Filosofi Perayaan Idulfitri

Perayaan Idulfitri, sebuah peristiwa keagamaan. Dalam dimensi Islam, kita bisa memaknai misalnya Idul fitri berasal dari dua kata “id” dan “al-fitri”. Id secara bahasa berasal dari kata aada – ya’uudu, yang artinya kembali. Hari raya disebut ‘id karena hari raya terjadi secara berulang-ulang, dimeriahkan setiap tahun, pada waktu yang sama.

Sedangkan kata ‘fitri’ memiliki dua makna, yaitu suci dan berbuka. Suci berarti bersih dari segala dosa, kesalahan, kejelekan, dan keburukan. Sedangkan fitri yang berarti berbuka berdasarkan pada hadits Rasulullah SAW: ”Dari Anas bin Malik: Tak sekali pun Nabi Muhammad SAW pergi (untuk shalat) pada hari raya Idul Fitri tanpa makan beberapa kurma sebelumnya.”

Kali ini, izinkan saya sedikit menyenggolnya dalam dimensi filosofis. Bagaimana kita benar-benar bisa memaknai idulfitri dengan sebuah kesadaran dan pencerahan baru. Dalam dimensi filosofi profetik (kenabian), kondisi demikian seharusnya dimiliki dan dirasakan. Sebuah kondisi yang para pemikir filsafat sering menyebutnya dengan homeostasis, apa itu?

Istilah homeostatss berasal dari bahasa Yunani “homio” yang berarti mirip dengan dan “stasis” yang berarti berdiri diam. Sehingga homeostasis adalah kondisi di mana makhluk hidup mempertahankan kondisi yang stabil. Dalam biologi, dimaknai sebagai proses dan mekanisme otomatis yang dilakukan makhluk hidup untuk mempertahankan kondisi konstan agar tubuhnya dapat berfungsi dengan normal, meskipun terjadi perubahan pada lingkungan di dalam atau di luar tubuh.

Para pemikir kemudian mengembangkannya agar bisa relevan dengan praktik kehidupan manusia. Saya sendiri mengenal istilah homeostasis ini sebagai sebuah kesadaran dan teknik dalam penyembuhan diri. Saat sedang stress, panik, kondisi yang di luar harapan, pemaknaan homestasis ini cukup membantu dalam proses penyembuhan diri seseorang. Dikaitkan dengan idulfitri, saya kira cukup relevan untuk menjadi bahan obrolan.

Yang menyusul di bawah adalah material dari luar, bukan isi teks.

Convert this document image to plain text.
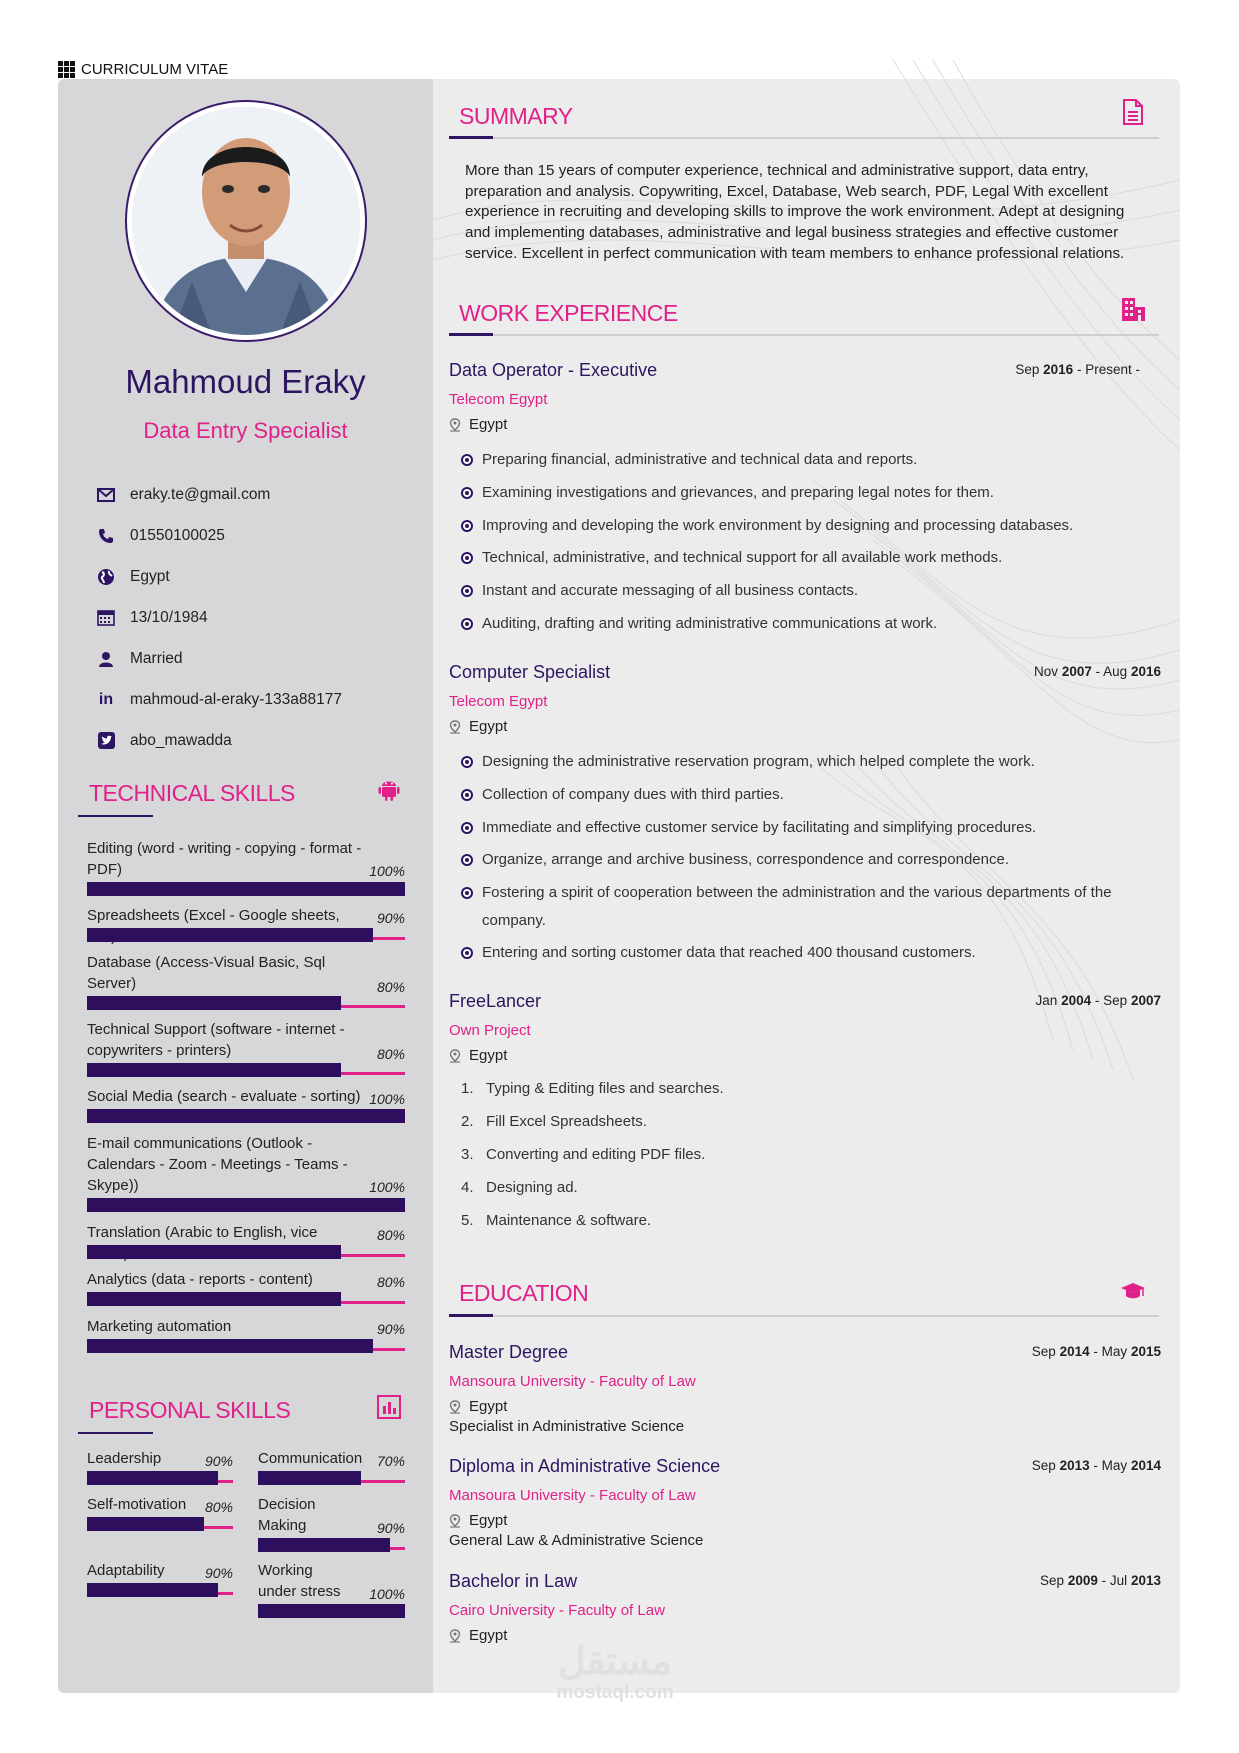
CURRICULUM VITAE
Mahmoud Eraky
Data Entry Specialist
eraky.te@gmail.com
01550100025
Egypt
13/10/1984
Married
in mahmoud-al-eraky-133a88177
abo_mawadda
TECHNICAL SKILLS
Editing (word - writing - copying - format - PDF)	100%
Spreadsheets (Excel - Google sheets,	90%
Database (Access-Visual Basic, Sql Server)	80%
Technical Support (software - internet - copywriters - printers)	80%
Social Media (search - evaluate - sorting) 100%
E-mail communications (Outlook - Calendars - Zoom - Meetings - Teams - Skype))	100%
Translation (Arabic to English, vice	80%
Analytics (data - reports - content)	80%
Marketing automation	90%
PERSONAL SKILLS
Leadership	90%
Self-motivation	80%
Adaptability	90%
Communication	70%
Decision Making	90%
Working under stress	100%
SUMMARY
More than 15 years of computer experience, technical and administrative support, data entry, preparation and analysis. Copywriting, Excel, Database, Web search, PDF, Legal With excellent experience in recruiting and developing skills to improve the work environment. Adept at designing and implementing databases, administrative and legal business strategies and effective customer service. Excellent in perfect communication with team members to enhance professional relations.
WORK EXPERIENCE
Data Operator - Executive	Sep 2016 - Present -
Telecom Egypt
Egypt
Preparing financial, administrative and technical data and reports.
Examining investigations and grievances, and preparing legal notes for them.
Improving and developing the work environment by designing and processing databases.
Technical, administrative, and technical support for all available work methods.
Instant and accurate messaging of all business contacts.
Auditing, drafting and writing administrative communications at work.
Computer Specialist	Nov 2007 - Aug 2016
Telecom Egypt
Egypt
Designing the administrative reservation program, which helped complete the work.
Collection of company dues with third parties.
Immediate and effective customer service by facilitating and simplifying procedures.
Organize, arrange and archive business, correspondence and correspondence.
Fostering a spirit of cooperation between the administration and the various departments of the company.
Entering and sorting customer data that reached 400 thousand customers.
FreeLancer	Jan 2004 - Sep 2007
Own Project
Egypt
1. Typing & Editing files and searches.
2. Fill Excel Spreadsheets.
3. Converting and editing PDF files.
4. Designing ad.
5. Maintenance & software.
EDUCATION
Master Degree	Sep 2014 - May 2015
Mansoura University - Faculty of Law
Egypt
Specialist in Administrative Science
Diploma in Administrative Science	Sep 2013 - May 2014
Mansoura University - Faculty of Law
Egypt
General Law & Administrative Science
Bachelor in Law	Sep 2009 - Jul 2013
Cairo University - Faculty of Law
Egypt
مستقل
mostaql.com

Homeostasis, boleh dimaknai ketika tubuh manusia kembali ke dalam kondisi yang alami, kembali ke fitrahnya. Kalau dalam istilah teknologi kiwari (kekinian), ketika kita punya perangkat gawai pintar, sebut saja “reset to factory setting”. Kembali ke dalam kondisi yang paling awal. Nah, seringkali, manusia tidak bisa kembali ke kondisi awal demikian karena manusia terlalu banyak pikiran. Stres, takut, cemas akan masa depan sehingga badan dan pikiran tidak bisa rileks dan tenang. Homeostasis kemudian tidak terjadi.

Momen homeostasis ini, saya kira pas kita rayakan di idulfitri tahun ini. Pikiran dan hati kita kembali ke fitrah. Kita bebaskan hati dari segala macam kebencian, semua bermaaf-maafan yang dimulai dari berjabat tangan dengan saling bertatap mata dan sedikit senyuman. Kita kembali ke episode kondisi kita yang alami, natural, fitrah yang tak terkotori oleh beragam muatan yang kita isi setahun belakangan baik sadar maupun tidak sadar.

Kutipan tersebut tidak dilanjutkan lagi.